Photographer Mark Winterbourne captured this image at Cotswold Airport, Kemble, in 2009. The photograph depicts what is understood to be G-YMMM’s rudder, stacked amid boxes and bins in one of the Gloucestershire airfield’s storage hangars.
Crash of Boeing 777 ‘G-YMMM’
G-YMMM, which was using the British Airways call-sign Speedbird 038, was inbound from Beijing to London Heathrow when the accident occurred. When a build-up of ice crystals in the fuel tanks restricted fuel flow the engines, the aircraft failed to generate enough thrust to keep its airspeed high enough. Just 1,000 feet short of the tarmac, the 150-tonne 777 slammed into the grass near the threshold of Runway 27 Left.

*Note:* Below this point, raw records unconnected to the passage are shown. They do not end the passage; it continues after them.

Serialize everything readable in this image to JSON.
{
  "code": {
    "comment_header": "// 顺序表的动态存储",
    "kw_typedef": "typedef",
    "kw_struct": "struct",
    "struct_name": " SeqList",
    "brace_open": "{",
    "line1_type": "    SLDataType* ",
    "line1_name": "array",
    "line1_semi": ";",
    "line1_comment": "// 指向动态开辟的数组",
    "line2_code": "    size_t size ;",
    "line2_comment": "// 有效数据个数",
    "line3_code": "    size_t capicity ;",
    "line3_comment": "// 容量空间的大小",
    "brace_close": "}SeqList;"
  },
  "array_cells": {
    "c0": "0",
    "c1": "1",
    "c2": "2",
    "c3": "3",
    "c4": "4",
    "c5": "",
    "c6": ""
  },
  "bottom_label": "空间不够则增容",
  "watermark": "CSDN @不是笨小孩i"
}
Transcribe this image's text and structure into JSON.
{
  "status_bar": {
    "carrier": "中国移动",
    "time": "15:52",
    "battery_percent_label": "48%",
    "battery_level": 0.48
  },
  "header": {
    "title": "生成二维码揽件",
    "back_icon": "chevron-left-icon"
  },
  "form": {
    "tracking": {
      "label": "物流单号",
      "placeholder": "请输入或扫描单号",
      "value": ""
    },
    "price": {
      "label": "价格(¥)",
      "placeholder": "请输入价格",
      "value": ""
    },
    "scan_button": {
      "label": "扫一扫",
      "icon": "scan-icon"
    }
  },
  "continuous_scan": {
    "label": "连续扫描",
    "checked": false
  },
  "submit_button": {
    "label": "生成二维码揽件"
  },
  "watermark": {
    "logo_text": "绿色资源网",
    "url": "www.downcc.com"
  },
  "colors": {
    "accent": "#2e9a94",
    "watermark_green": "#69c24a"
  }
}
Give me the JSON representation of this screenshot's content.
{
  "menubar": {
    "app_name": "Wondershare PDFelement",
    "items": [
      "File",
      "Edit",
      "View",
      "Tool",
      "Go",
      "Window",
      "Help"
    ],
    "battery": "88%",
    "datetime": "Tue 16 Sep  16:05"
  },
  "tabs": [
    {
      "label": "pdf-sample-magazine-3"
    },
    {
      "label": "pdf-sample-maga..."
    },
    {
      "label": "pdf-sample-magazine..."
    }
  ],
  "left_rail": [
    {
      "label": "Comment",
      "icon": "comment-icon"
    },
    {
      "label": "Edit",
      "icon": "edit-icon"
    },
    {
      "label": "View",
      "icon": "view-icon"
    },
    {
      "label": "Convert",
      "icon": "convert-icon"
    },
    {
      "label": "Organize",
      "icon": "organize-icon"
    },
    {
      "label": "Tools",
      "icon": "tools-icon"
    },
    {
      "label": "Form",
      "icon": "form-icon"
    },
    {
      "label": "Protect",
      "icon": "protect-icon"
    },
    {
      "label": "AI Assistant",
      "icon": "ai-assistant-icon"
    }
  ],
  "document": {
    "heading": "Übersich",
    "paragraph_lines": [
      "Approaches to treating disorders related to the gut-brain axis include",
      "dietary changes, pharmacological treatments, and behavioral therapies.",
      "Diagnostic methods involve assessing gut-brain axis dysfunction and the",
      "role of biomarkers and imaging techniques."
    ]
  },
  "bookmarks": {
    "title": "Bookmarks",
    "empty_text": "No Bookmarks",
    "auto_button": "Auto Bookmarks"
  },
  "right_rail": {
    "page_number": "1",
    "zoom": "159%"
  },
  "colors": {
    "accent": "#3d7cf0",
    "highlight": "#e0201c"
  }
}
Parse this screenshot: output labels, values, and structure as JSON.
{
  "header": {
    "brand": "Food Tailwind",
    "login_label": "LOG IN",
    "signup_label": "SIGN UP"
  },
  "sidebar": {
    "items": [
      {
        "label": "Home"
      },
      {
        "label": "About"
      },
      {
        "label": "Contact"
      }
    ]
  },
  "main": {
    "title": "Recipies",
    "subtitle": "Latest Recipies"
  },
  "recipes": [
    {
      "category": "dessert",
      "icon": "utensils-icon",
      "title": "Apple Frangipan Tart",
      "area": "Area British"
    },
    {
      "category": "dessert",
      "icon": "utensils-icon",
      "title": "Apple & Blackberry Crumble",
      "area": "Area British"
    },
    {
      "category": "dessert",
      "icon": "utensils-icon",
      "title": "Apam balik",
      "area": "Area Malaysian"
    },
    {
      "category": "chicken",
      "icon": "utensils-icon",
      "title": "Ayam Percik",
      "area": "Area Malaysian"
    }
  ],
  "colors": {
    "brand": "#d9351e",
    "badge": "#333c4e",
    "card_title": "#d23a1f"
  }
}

Following the incident, the wrecked aircraft was moved outside Heathrow’s BA maintenance hangars for storage. There it remained with British Airways markings removed until scrapping of the near-anonymous hulk commenced in early 2009.
(Image: Google Earth)
The flight deck, meanwhile, is understood to have been reused as a 777 aircrew simulator. It’s unknown, however, whether this rudder section, or any other part of G-YMMM, survived recycling.